Este ano, o Carnaval de rua da Capital vai contar com 22 orquestras de frevos.
Sitônio Pinto*
Antigamente o Carnaval começava antes do ano terminar. As rádios transmitiam as músicas que os compositores faziam para a festa que se aproximava. Criavam o clima: despertavam o povo para o chamado tríduo momesco, revivendo a saudade do Carnaval que passou e preparando os foliões para vestir a fantasia do próximo. O rádio tocava não só as novas músicas, como os velhos sucessos. Frevos, marchinhas e sambas enchiam as casas com os rádios ligados em volume alto.
Não havia TV, e os rádios podiam ser ouvidos sem atrapalhar o trabalho ou mesmo os estudos. O rádio tem essa vantagem: pode ser ouvido enquanto se trabalha, até enquanto se dirigem automóveis ou se exerce alguma atividade intelectual. Por exemplo: enquanto estou escrevendo essa crônica, escuto “Vassourinhas”, executado pela banda Sinfônica Cidade do Recife, tocado pelo mesmo computador em que redijo estas mal traçadas.
Nesse aspecto, o computador se parece com o rádio. Não interfere na atividade de ninguém. E a banda vai tocando o frevo creditado a Mathias da Rocha e Joana Batista. Só que há uma letra mais comprida, com melodia mais lenta. É aquela cantiga de ninar, ou de roda, que diz assim:
“Nesta rua, nesta rua,/ tem um bosque, tem um bosque / que se chama Solidão. / Dentro dele, dentro dele / mora um anjo, que roubou /que roubou meu coração. E outra voz respondia: “Se eu roubei, se eu roubei / teu coração, / tu roubaste, tu roubaste / o meu também. / Se eu roubei, se eu roubei teu coração, / é porque, é porque te quero bem.” Pode cantar mais depressa que dá na melodia de Vassourinhas, ou cante Vassourinhas devagar que vai sair nessa cantiga de roda ou de ninar – sem a repetição do segundo verso.

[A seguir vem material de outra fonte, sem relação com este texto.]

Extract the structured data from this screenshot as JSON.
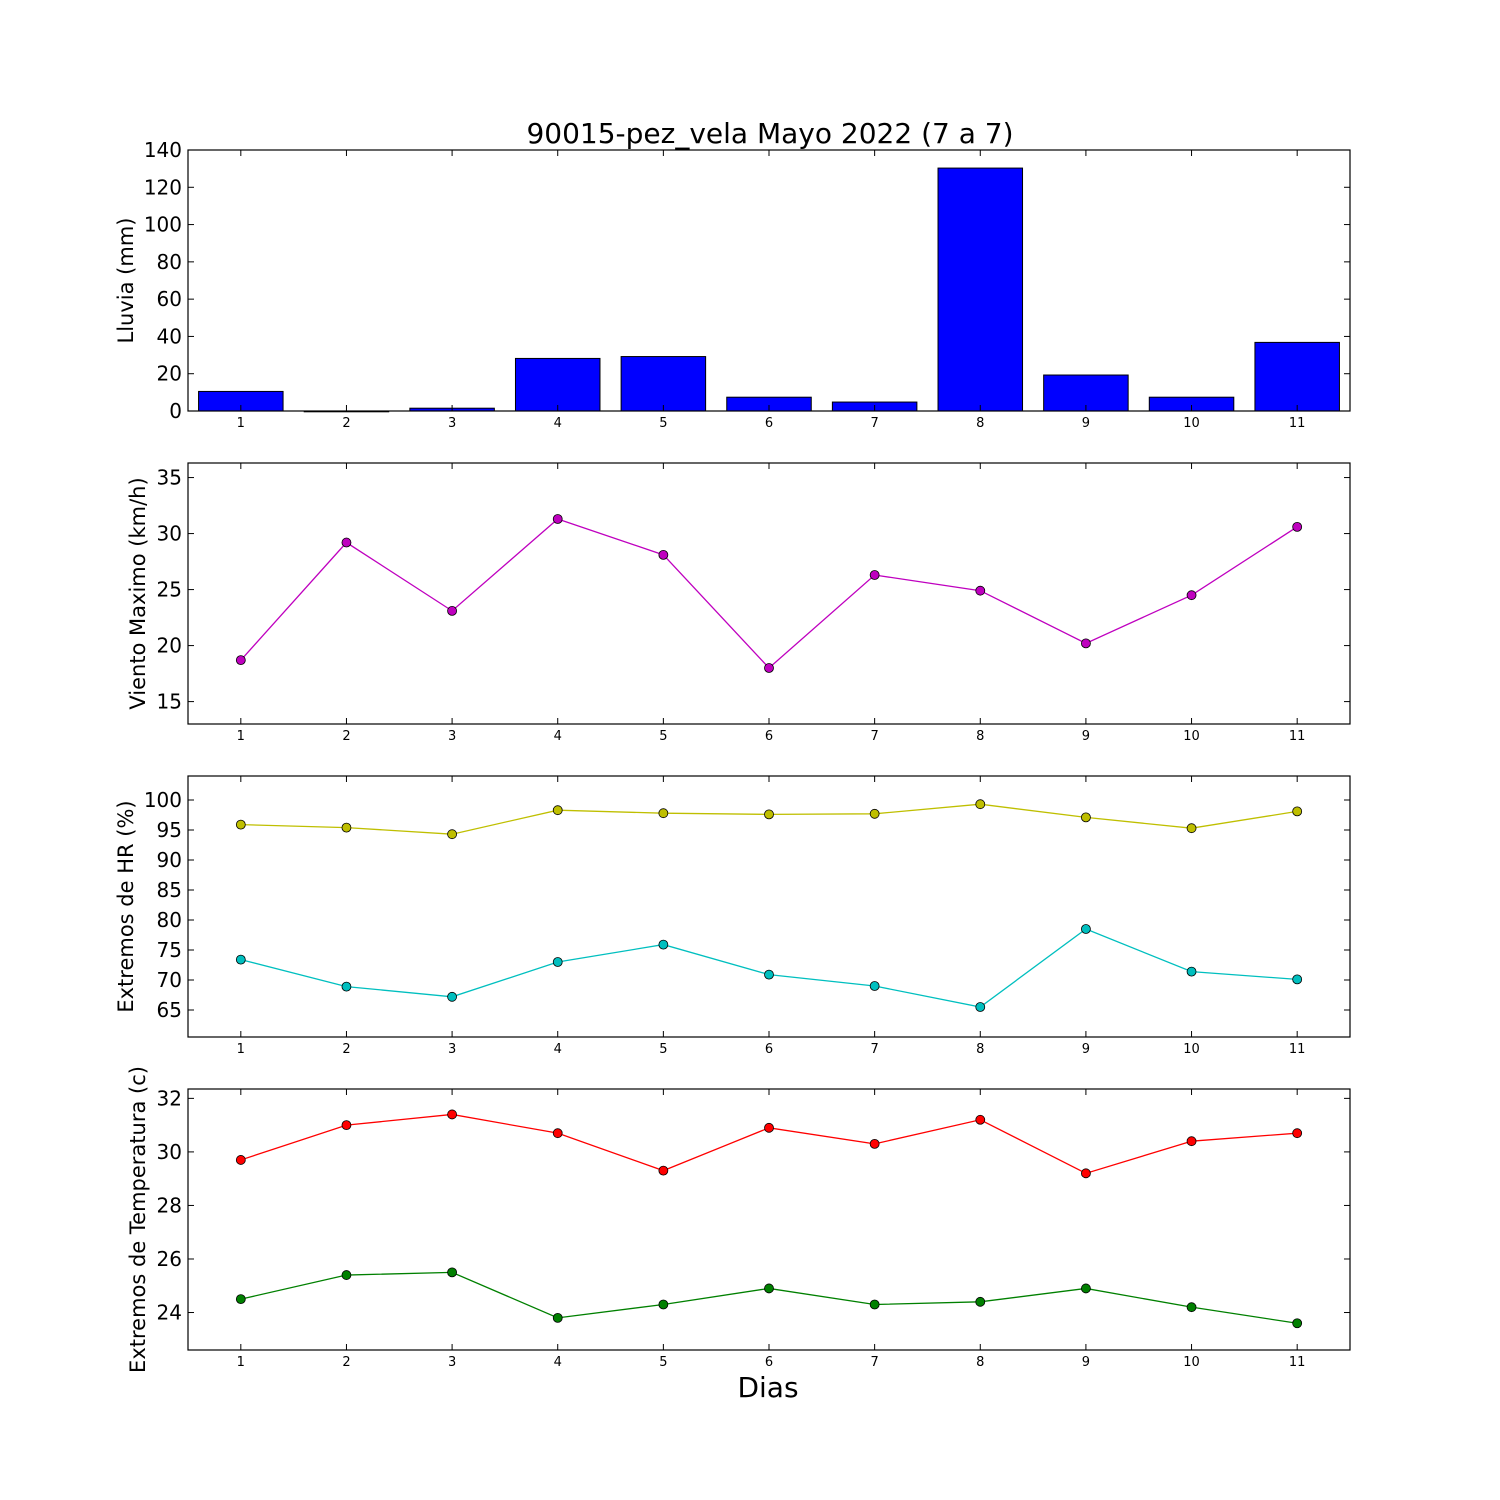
{
  "figure": {
    "title": "90015-pez_vela Mayo 2022  (7 a 7)",
    "xlabel": "Dias"
  },
  "chart_data": [
    {
      "type": "bar",
      "ylabel": "Lluvia (mm)",
      "categories": [
        "1",
        "2",
        "3",
        "4",
        "5",
        "6",
        "7",
        "8",
        "9",
        "10",
        "11"
      ],
      "values": [
        10.5,
        0,
        1.5,
        28.2,
        29.2,
        7.4,
        4.8,
        130.3,
        19.3,
        7.4,
        36.8
      ],
      "ylim": [
        0,
        140
      ],
      "yticks": [
        0,
        20,
        40,
        60,
        80,
        100,
        120,
        140
      ],
      "color": "#0000ff",
      "grid": false
    },
    {
      "type": "line",
      "ylabel": "Viento Maximo (km/h)",
      "x": [
        1,
        2,
        3,
        4,
        5,
        6,
        7,
        8,
        9,
        10,
        11
      ],
      "series": [
        {
          "values": [
            18.7,
            29.2,
            23.1,
            31.3,
            28.1,
            18.0,
            26.3,
            24.9,
            20.2,
            24.5,
            30.6
          ],
          "color": "#bf00bf"
        }
      ],
      "ylim": [
        13,
        36.3
      ],
      "yticks": [
        15,
        20,
        25,
        30,
        35
      ],
      "xlim": [
        0.5,
        11.5
      ],
      "grid": false
    },
    {
      "type": "line",
      "ylabel": "Extremos de HR (%)",
      "x": [
        1,
        2,
        3,
        4,
        5,
        6,
        7,
        8,
        9,
        10,
        11
      ],
      "series": [
        {
          "values": [
            95.9,
            95.4,
            94.3,
            98.3,
            97.8,
            97.6,
            97.7,
            99.3,
            97.1,
            95.3,
            98.1
          ],
          "color": "#bfbf00"
        },
        {
          "values": [
            73.4,
            68.9,
            67.2,
            73.0,
            75.9,
            70.9,
            69.0,
            65.5,
            78.5,
            71.4,
            70.1
          ],
          "color": "#00bfbf"
        }
      ],
      "ylim": [
        60.5,
        104
      ],
      "yticks": [
        65,
        70,
        75,
        80,
        85,
        90,
        95,
        100
      ],
      "xlim": [
        0.5,
        11.5
      ],
      "grid": false
    },
    {
      "type": "line",
      "ylabel": "Extremos de Temperatura (c)",
      "x": [
        1,
        2,
        3,
        4,
        5,
        6,
        7,
        8,
        9,
        10,
        11
      ],
      "series": [
        {
          "values": [
            29.7,
            31.0,
            31.4,
            30.7,
            29.3,
            30.9,
            30.3,
            31.2,
            29.2,
            30.4,
            30.7
          ],
          "color": "#ff0000"
        },
        {
          "values": [
            24.5,
            25.4,
            25.5,
            23.8,
            24.3,
            24.9,
            24.3,
            24.4,
            24.9,
            24.2,
            23.6
          ],
          "color": "#008000"
        }
      ],
      "ylim": [
        22.6,
        32.35
      ],
      "yticks": [
        24,
        26,
        28,
        30,
        32
      ],
      "xlim": [
        0.5,
        11.5
      ],
      "grid": false
    }
  ]
}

Será que Vassourinhas virou folclore, e, de frevo de rua, se transformou em cantiga de roda e no lento acalanto? Notícia há que havia um clube em Bom Jardim, Pernambuco, O Homem da Madrugada, cuja marcha tinha a segunda parte igual à primeira de Vassourinhas. É o depoimento do maestro Francisco Correia de Castro a Leonardo Silva. O maestro disse que viu uma partitura da música datada de 1873. Portanto, Vassourinha já teria 141 anos, a dar crédito ao maestro Correia de Castro, e 125 se foi da autoria dos primos Mathias da Rocha e Joana Batista.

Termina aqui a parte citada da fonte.